En poursuivant la
série de portraits des Apôtres choisis directement par Jésus au
cours de sa vie terrestre, nous avons parlé de saint Pierre, de
son frère André. Aujourd'hui, nous rencontrons la figure de
Jacques. Les listes
bibliques
des Douze mentionnent deux personnes portant ce nom: Jacques
fils de Zébédée et Jacques fils d'Alphée (cf. Mc 3, 17.18; Mt
10, 2-3), que l'on distingue communément par les appellations de
Jacques le Majeur et Jacques le Mineur. Ces désignations
n'entendent bien sûr pas mesurer leur sainteté, mais seulement
prendre acte de l'importance différente qu'ils reçoivent dans
les écrits du Nouveau Testament et, en particulier, dans le
cadre de la vie terrestre de Jésus. Aujourd'hui, nous consacrons
notre attention au premier de ces deux personnages homonymes.
Le nom de Jacques
est la traduction de Iákobos, forme grécisée du nom du
célèbre Patriarche Jacob.
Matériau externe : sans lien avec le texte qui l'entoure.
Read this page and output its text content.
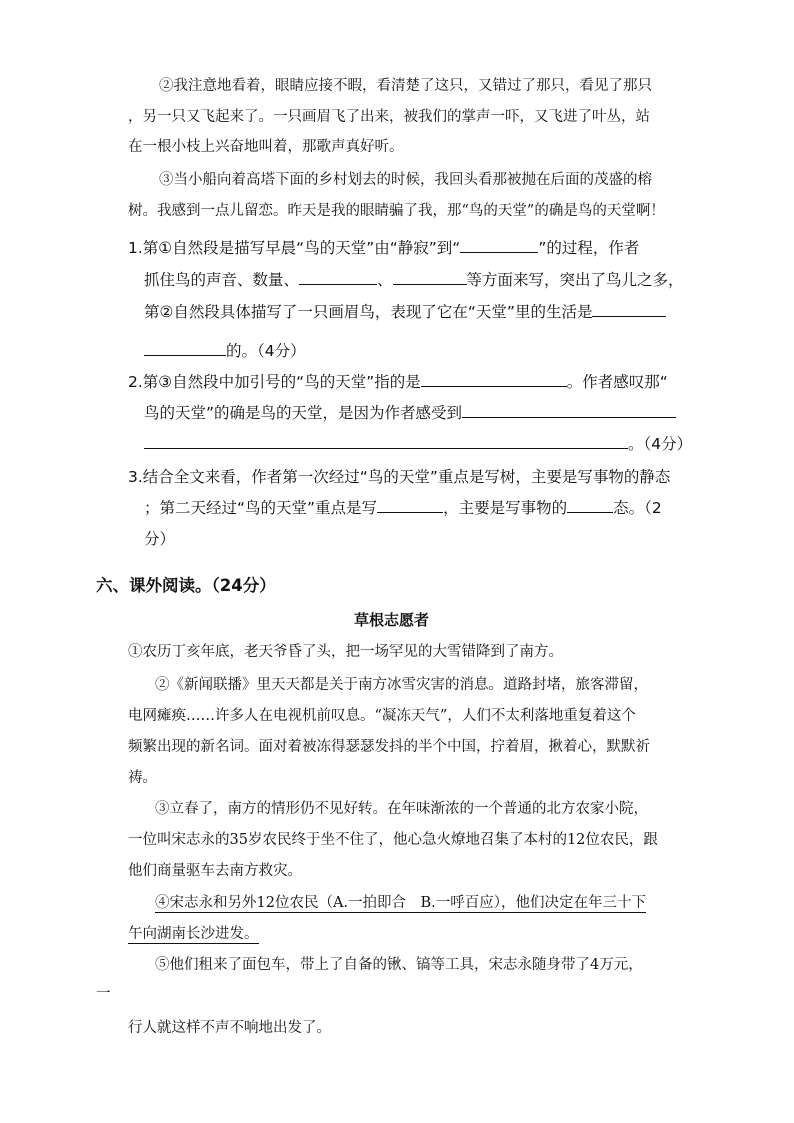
②我注意地看着，眼睛应接不暇，看清楚了这只，又错过了那只，看见了那只
，另一只又飞起来了。一只画眉飞了出来，被我们的掌声一吓，又飞进了叶丛，站
在一根小枝上兴奋地叫着，那歌声真好听。
③当小船向着高塔下面的乡村划去的时候，我回头看那被抛在后面的茂盛的榕
树。我感到一点儿留恋。昨天是我的眼睛骗了我，那“鸟的天堂”的确是鸟的天堂啊！
1.第①自然段是描写早晨“鸟的天堂”由“静寂”到“	”的过程，作者
抓住鸟的声音、数量、	、	等方面来写，突出了鸟儿之多，
第②自然段具体描写了一只画眉鸟，表现了它在“天堂”里的生活是
的。（4分）
2.第③自然段中加引号的“鸟的天堂”指的是	。作者感叹那“
鸟的天堂”的确是鸟的天堂，是因为作者感受到
。（4分）
3.结合全文来看，作者第一次经过“鸟的天堂”重点是写树，主要是写事物的静态
；第二天经过“鸟的天堂”重点是写	，主要是写事物的	态。（2
分）
六、课外阅读。（24分）
草根志愿者
①农历丁亥年底，老天爷昏了头，把一场罕见的大雪错降到了南方。
②《新闻联播》里天天都是关于南方冰雪灾害的消息。道路封堵，旅客滞留，
电网瘫痪……许多人在电视机前叹息。“凝冻天气”，人们不太利落地重复着这个
频繁出现的新名词。面对着被冻得瑟瑟发抖的半个中国，拧着眉，揪着心，默默祈
祷。
③立春了，南方的情形仍不见好转。在年味渐浓的一个普通的北方农家小院，
一位叫宋志永的35岁农民终于坐不住了，他心急火燎地召集了本村的12位农民，跟
他们商量驱车去南方救灾。
④宋志永和另外12位农民（A.一拍即合　B.一呼百应），他们决定在年三十下
午向湖南长沙进发。
⑤他们租来了面包车，带上了自备的锹、镐等工具，宋志永随身带了4万元，
一
行人就这样不声不响地出发了。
L'apôtre ainsi appelé est le frère de
Jean et, dans les listes susmentionnées, il occupe la deuxième
place immédiatement après Pierre, comme dans Marc (3, 17), ou la
troisième place après Pierre et André dans les Evangiles de
Matthieu (10, 2) et de Luc (6, 14), alors que dans les Actes, il
vient après Pierre et Jean (1, 13). Ce Jacques appartient, avec
Pierre et Jean, au groupe des trois disciples préférés qui ont
été admis par Jésus à des moments importants de sa vie.
Comme il fait très
chaud, je voudrais abréger et ne mentionner ici que deux de ces
occasions. Il a pu participer, avec Pierre et Jean, au moment de
l'agonie de Jésus dans le jardin du Gethsémani, et à
l'événement de la Transfiguration de Jésus. Il s'agit donc de
situations très différentes l'une de l'autre: dans un cas,
Jacques avec les deux Apôtres fait l'expérience de la gloire du
Seigneur. Il le voit en conversation avec Moïse et Elie, il voit
transparaître la splendeur divine en Jésus; dans l'autre, il se
trouve face à la souffrance et à l'humiliation, il voit de ses
propres yeux comment le Fils de Dieu s'humilie, en obéissant
jusqu'à la mort. La deuxième expérience constitua certainement
pour lui l'occasion d'une maturation dans la foi, pour corriger
l'interprétation unilatérale, triomphaliste de la première: il
dut entrevoir que le Messie, attendu par le peuple juif comme un
triomphateur, n'était en réalité pas seulement entouré d'honneur
et de gloire, mais également de souffrances et de faiblesse. La
gloire du Christ se réalise précisément dans la Croix, dans la
participation à nos souffrances.
Cette maturation de
la foi fut menée à bien par l'Esprit Saint lors de la Pentecôte,
si bien que Jacques, lorsque vint le moment du témoignage
suprême, ne recula pas. Au début des années 40 du I siècle, le
roi Hérode Agrippa, neveu d'Hérode le Grand, comme nous
l'apprend Luc, "se mit à maltraiter certains membres de
l'Eglise. Il supprima Jacques, frère de Jean, en le faisant
décapiter" (Ac 12, 1-2). La concision de la nouvelle, privée de
tout détail narratif, révèle, d'une part, combien il était
normal pour les chrétiens de témoigner du Seigneur par leur
propre vie et, de l'autre, à quel point Jacques possédait une
position importante dans l'Eglise de Jérusalem, également en
raison du rôle joué au cours de l'existence terrestre de Jésus.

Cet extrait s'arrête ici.